Page MenuHomePhabricator

cloudvps: eqiad1: review floating IP mechanisms
Closed, ResolvedPublic

Description

It has been detected that allocating a new floating IP address using horizon for the new eqiad1 deployment results in neutron allocating 3 different addresses, for example 185.15.56.13, 10.64.22.2, 10.64.22.3.
Only the first address belongs to the proper pool, the other two belong to the transport subnet.

So we suspect there is a misconfiguration somewhere and neutron doesn't know which pool to use for floating IPs.

Event Timeline

My initial thinking follows.

1-- architecture:
The high level neutron network object wan-transport-eqiad contains 2 subnets:

  • one for transport 10.64.22.0/24 (subnet object name: cloud-instances-transport1-b-eqiad)
  • one for floating IPs 185.15.56.0/25 (subnet object name: cloud-eqiad1-floating)

Floating IPs should be only allocated from the public range subnet.
I don't find a way to tell neutron what's the difference between the 2 subnets (the transport WAN and the floating WAN) and to forbid allocation from the transport WAN.
Some ideas:

  • re-create the transport WAN subnet hacking the CIDR so neutron thinks this is already full/no allocation possible (i.e, use something like 10.64.22.0/30)
  • don't have this transport WAN subnet object at all. This may impact the HA of the ingress, since the main IP of the router is in this subnet and handled by neutron to be in HA. This may require changes in the core routers as well.

2-- horizon
Horizon doesn't allow to specify a concrete subnet. Rather it uses the higher level network object, and in our case this contains 2 subnets objects:

alloc.png (370×757 px, 21 KB)

In fact, the command line has this option: neutron floatingip-create [...] [--subnet SUBNET_ID] FLOATING_NETWORK
(note, the network object is mandatory, the subnet object is optional)

In the future, we may have more available public ranges for floating IP allocations, so I think horizon should let choose between subnet objects rather than high level network objects.

(related docs: https://wikitech.wikimedia.org/wiki/Portal:Cloud_VPS/Admin/Neutron#example)
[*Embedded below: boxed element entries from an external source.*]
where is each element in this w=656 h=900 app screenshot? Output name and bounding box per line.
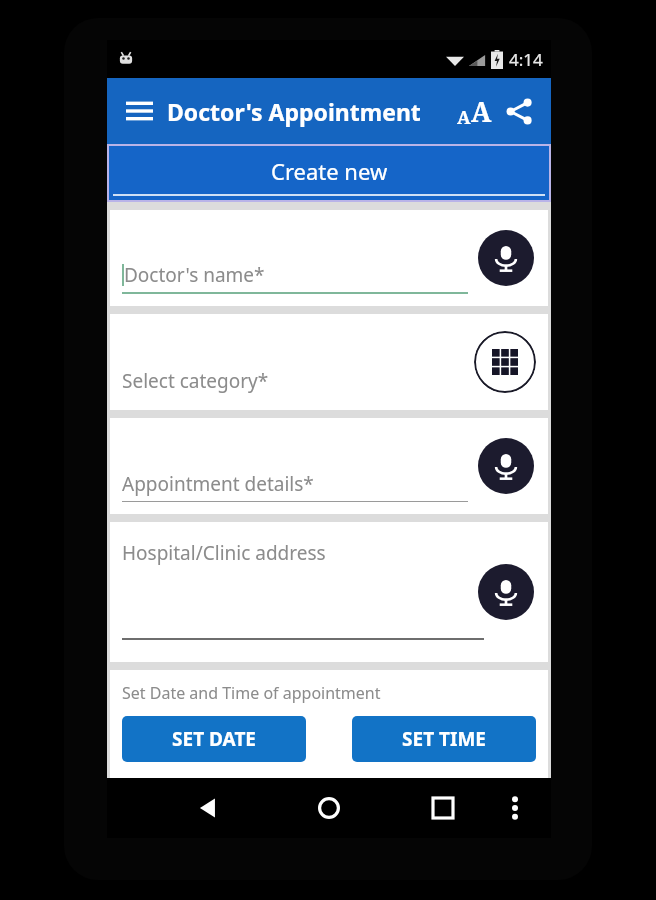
button[interactable]: Select category [474,331,536,393]
staticText: SET TIME [402,726,486,752]
button[interactable]: Voice input [478,438,534,494]
button[interactable]: Change text size [451,88,497,134]
button[interactable]: Appointment details* [110,418,548,514]
staticText: A [471,93,492,130]
button[interactable]: SET DATE [122,716,306,762]
button[interactable]: Hospital/Clinic address [110,522,548,662]
staticText: 4:14 [509,48,543,71]
staticText: SET DATE [172,726,256,752]
staticText: Set Date and Time of appointment [122,682,381,704]
button[interactable]: Select category* [110,314,548,410]
staticText: Doctor's Appointment [167,96,421,127]
button[interactable]: Share [497,89,541,133]
button[interactable]: Doctor's name* [110,210,548,306]
button[interactable]: Back [185,786,229,830]
staticText: Doctor's name* [124,262,265,288]
staticText: Select category* [122,368,269,394]
button[interactable]: Recent apps [421,786,465,830]
staticText: A [457,105,471,130]
staticText: Hospital/Clinic address [122,540,326,566]
staticText: Appointment details* [122,471,314,497]
button[interactable]: SET TIME [352,716,536,762]
button[interactable]: Voice input [478,564,534,620]
button[interactable]: Voice input [478,230,534,286]
button[interactable]: Create new [109,146,549,200]
staticText: Create new [271,156,388,186]
button[interactable]: More options [497,790,533,826]
button[interactable]: Open navigation menu [117,89,161,133]
button[interactable]: Home [307,786,351,830]
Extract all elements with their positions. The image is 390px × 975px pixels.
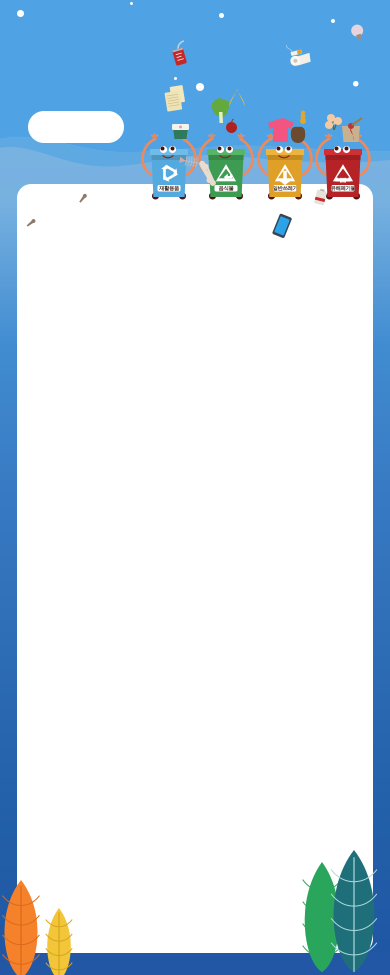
staticText: 유해폐기물 [330, 185, 356, 192]
staticText: 재활용품 [159, 185, 179, 192]
staticText: 음식물 [218, 185, 234, 192]
staticText: 일반쓰레기 [272, 185, 298, 192]
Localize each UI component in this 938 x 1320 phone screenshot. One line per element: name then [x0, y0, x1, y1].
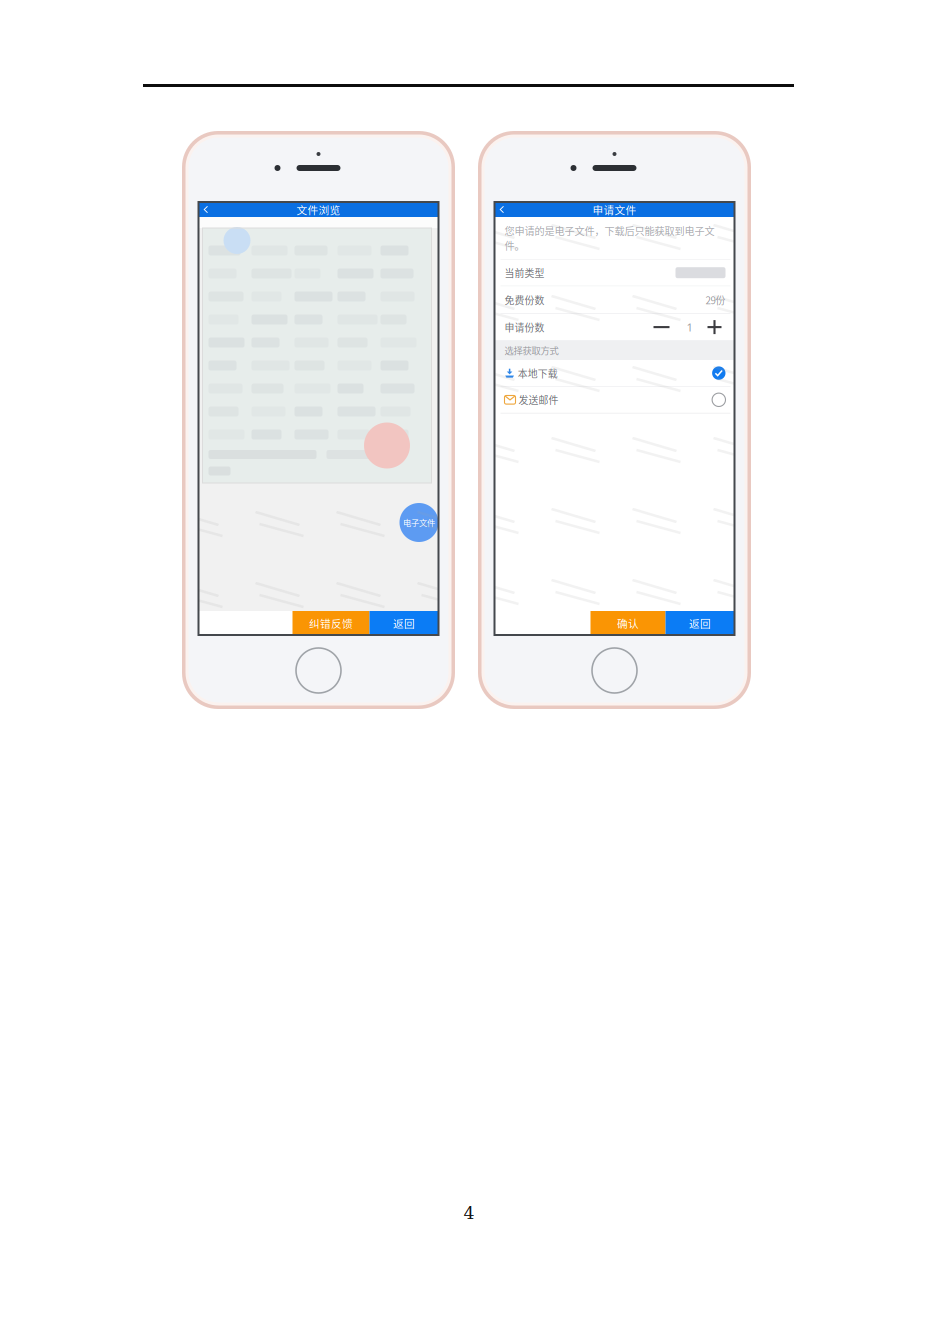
button[interactable]: 确认 — [590, 611, 666, 635]
button[interactable]: 纠错反馈 — [292, 611, 370, 635]
staticText: 申请文件 — [592, 202, 636, 217]
staticText: 电子文件 — [403, 516, 435, 528]
staticText: 4 — [464, 1203, 474, 1223]
staticText: 免费份数 — [504, 293, 544, 307]
staticText: 29份 — [706, 293, 726, 307]
button[interactable]: 减少 — [648, 316, 676, 338]
button[interactable]: 返回 — [494, 202, 510, 217]
staticText: 文件浏览 — [296, 202, 340, 217]
button[interactable]: 发送邮件 — [494, 387, 734, 413]
staticText: 本地下载 — [518, 366, 558, 380]
staticText: 纠错反馈 — [309, 615, 353, 631]
button[interactable]: 电子文件 — [392, 503, 446, 542]
button[interactable]: 返回 — [198, 202, 214, 217]
staticText: 发送邮件 — [518, 393, 558, 407]
button[interactable]: 返回 — [666, 611, 734, 635]
button[interactable]: 增加 — [704, 316, 726, 338]
button[interactable]: 本地下载 — [494, 360, 734, 386]
staticText: 当前类型 — [504, 266, 544, 280]
staticText: 返回 — [393, 615, 415, 631]
button[interactable]: 返回 — [370, 611, 438, 635]
staticText: 确认 — [617, 615, 639, 631]
staticText: 选择获取方式 — [504, 343, 558, 357]
staticText: 1 — [686, 319, 692, 335]
staticText: 您申请的是电子文件，下载后只能获取到电子文件。 — [504, 223, 714, 253]
staticText: 返回 — [689, 615, 711, 631]
staticText: 申请份数 — [504, 320, 544, 334]
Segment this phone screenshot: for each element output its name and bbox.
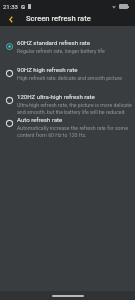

I'm not sure what the impact of changing cloud-instances-transport1-b-eqiad would be. In theory there are no available floating IPs in the 10.64.22.0/24 pool afair? My understanding was you had to not only have available IPs but mark them as part of an available float pool. So I'm confused on what's getting allocated there. Either I misunderstand or horizon and neutron are doing something really weird or both. Getting rid of cloud-instances-transport1-b-eqiad entirely probably has a whole other host of issues but isn't necessarily impossible.

My vote would be hardcoding available SUBNET_IDs in horizon somehow and/or figuring out how to tell Neutron that only certain subnets are user allocateable. It feels like that functionality should exist natively but maybe it's not yet present in Mitaka.

so I think horizon should let choose between subnet objects rather than high level network objects.

hardcoding in horizon what subnet users are allowed for floating IPs seems like the best of breed current hack? If that's easy enough to mimic the CLI calls.

aborrero triaged this task as Medium priority.Aug 21 2018, 4:15 PM

Mentioned in SAL (#wikimedia-cloud) [2018-08-23T13:08:06Z] <arturo> T202115 root@cloudcontrol1003:~# neutron subnet-update --allocation-pool start=10.64.22.254,end=10.64.22.254 e4fb2771-a361-4add-ac4e-280cc300c59f

Mentioned in SAL (#wikimedia-cloud) [2018-08-23T13:10:28Z] <arturo> T202115 (was {"start": "10.64.22.2", "end": "10.64.22.254"} )

Mentioned in SAL (#wikimedia-cloud) [2018-08-23T13:15:13Z] <arturo> T202115 root@cloudcontrol1003:~# neutron subnet-update --allocation-pool start=10.64.22.4,end=10.64.22.4 e4fb2771-a361-4add-ac4e-280cc300c59f

It seems that restricting the allocation pool to 1 IP address (already assigned to the virtual router itself) prevents Neutron from creating floating IPs from this subnet.
What a hack, but it may work...

@Andrew could we understand this issue as solved?

For the record, solution was to restrict the allocation pool to 1 IP which is already assigned.

Feel free to reopen if more issues or questions appears.